Attendus sur le terrain scientifique par leurs confrères, les défenseurs des médecines alternatives ont finalement répondu sur le terrain disciplinaire. Une dizaine de jours après la parution de la tribune des 124, quatre syndicats représentant les médecines alternatives – emmenés par l’Union collégiale –, une association et quatre médecins ont déposé plainte auprès des conseils ordinaux départementaux de dix des médecins signataires pour anti-confraternité. Les plaignants invoquent notamment les articles R.4127-3 et R.4127-56 du code de la santé publique. Le premier indique que « tout médecin doit s’abstenir, même en dehors de l’exercice de sa profession, de tout acte de nature à déconsidérer celle-ci ». Le second stipule que « les médecins doivent entretenir entre eux des rapports de bonne confraternité ». « Ces médecins ont le droit de s’exprimer, mais ni en ces termes-là, ni en le médiatisant de la sorte. C’est plus du buzz que de la discussion entre confrères », s’indignait fin mars le président de l’Union collégiale, le Dr Meyer Sabbah, interrogé par Le Généraliste. Le collectif de plaignants menace de déposer de nouvelles plaintes. Leurs avocats avaient exigé des excuses écrites des signataires avant de se rendre aux réunions de conciliation organisées par les Ordres départementaux. Ne les ayant pas obtenues, ils ne s’y sont pas présentés.

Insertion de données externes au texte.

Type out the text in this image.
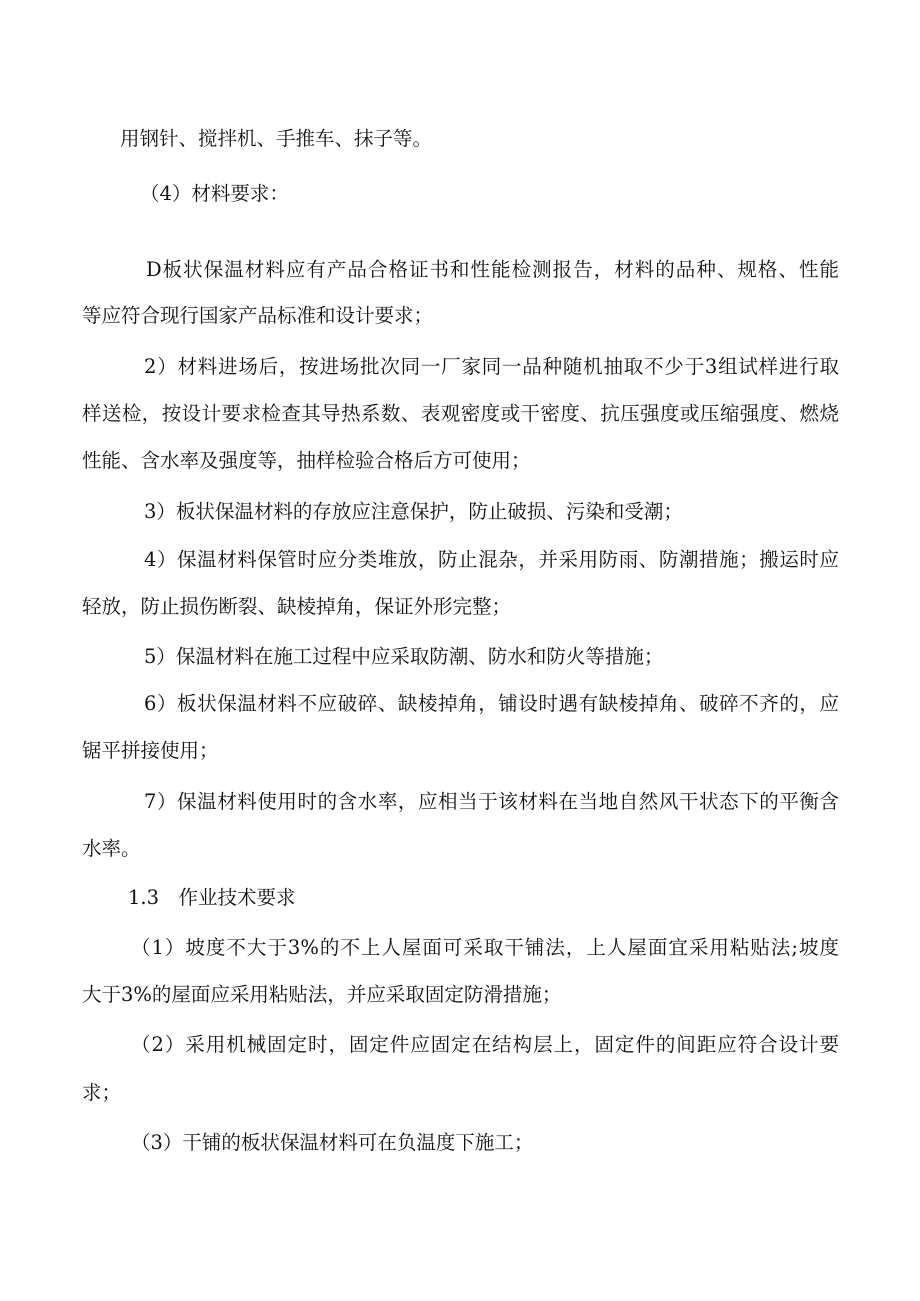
用钢针、搅拌机、手推车、抹子等。
（4）材料要求：
D板状保温材料应有产品合格证书和性能检测报告，材料的品种、规格、性能
等应符合现行国家产品标准和设计要求；
2）材料进场后，按进场批次同一厂家同一品种随机抽取不少于3组试样进行取
样送检，按设计要求检查其导热系数、表观密度或干密度、抗压强度或压缩强度、燃烧
性能、含水率及强度等，抽样检验合格后方可使用；
3）板状保温材料的存放应注意保护，防止破损、污染和受潮；
4）保温材料保管时应分类堆放，防止混杂，并采用防雨、防潮措施；搬运时应
轻放，防止损伤断裂、缺棱掉角，保证外形完整；
5）保温材料在施工过程中应采取防潮、防水和防火等措施；
6）板状保温材料不应破碎、缺棱掉角，铺设时遇有缺棱掉角、破碎不齐的，应
锯平拼接使用；
7）保温材料使用时的含水率，应相当于该材料在当地自然风干状态下的平衡含
水率。
1.3　作业技术要求
（1）坡度不大于3%的不上人屋面可采取干铺法，上人屋面宜采用粘贴法;坡度
大于3%的屋面应采用粘贴法，并应采取固定防滑措施；
（2）采用机械固定时，固定件应固定在结构层上，固定件的间距应符合设计要
求；
（3）干铺的板状保温材料可在负温度下施工；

Issue d’un médecin homéopathe isolé, une 11e plainte vise un autre signataire. Les deux médecins exercent dans le même département. Le SNMHF s’apprête lui aussi à déposer plainte auprès des conseils départementaux des 124 signataires de la tribune anti “fake médecines”, invoquant le même motif. « Une sanction reconnaissant la non-confraternité nous suffit, confie le Dr Charles Bentz. C’est à l’Ordre de décider de la sanction en fonction de la gravité de ce qu’ont commis nos confrères. »

Si les plaintes étaient maintenues, elles ne seraient pas traitées avant deux ou trois ans.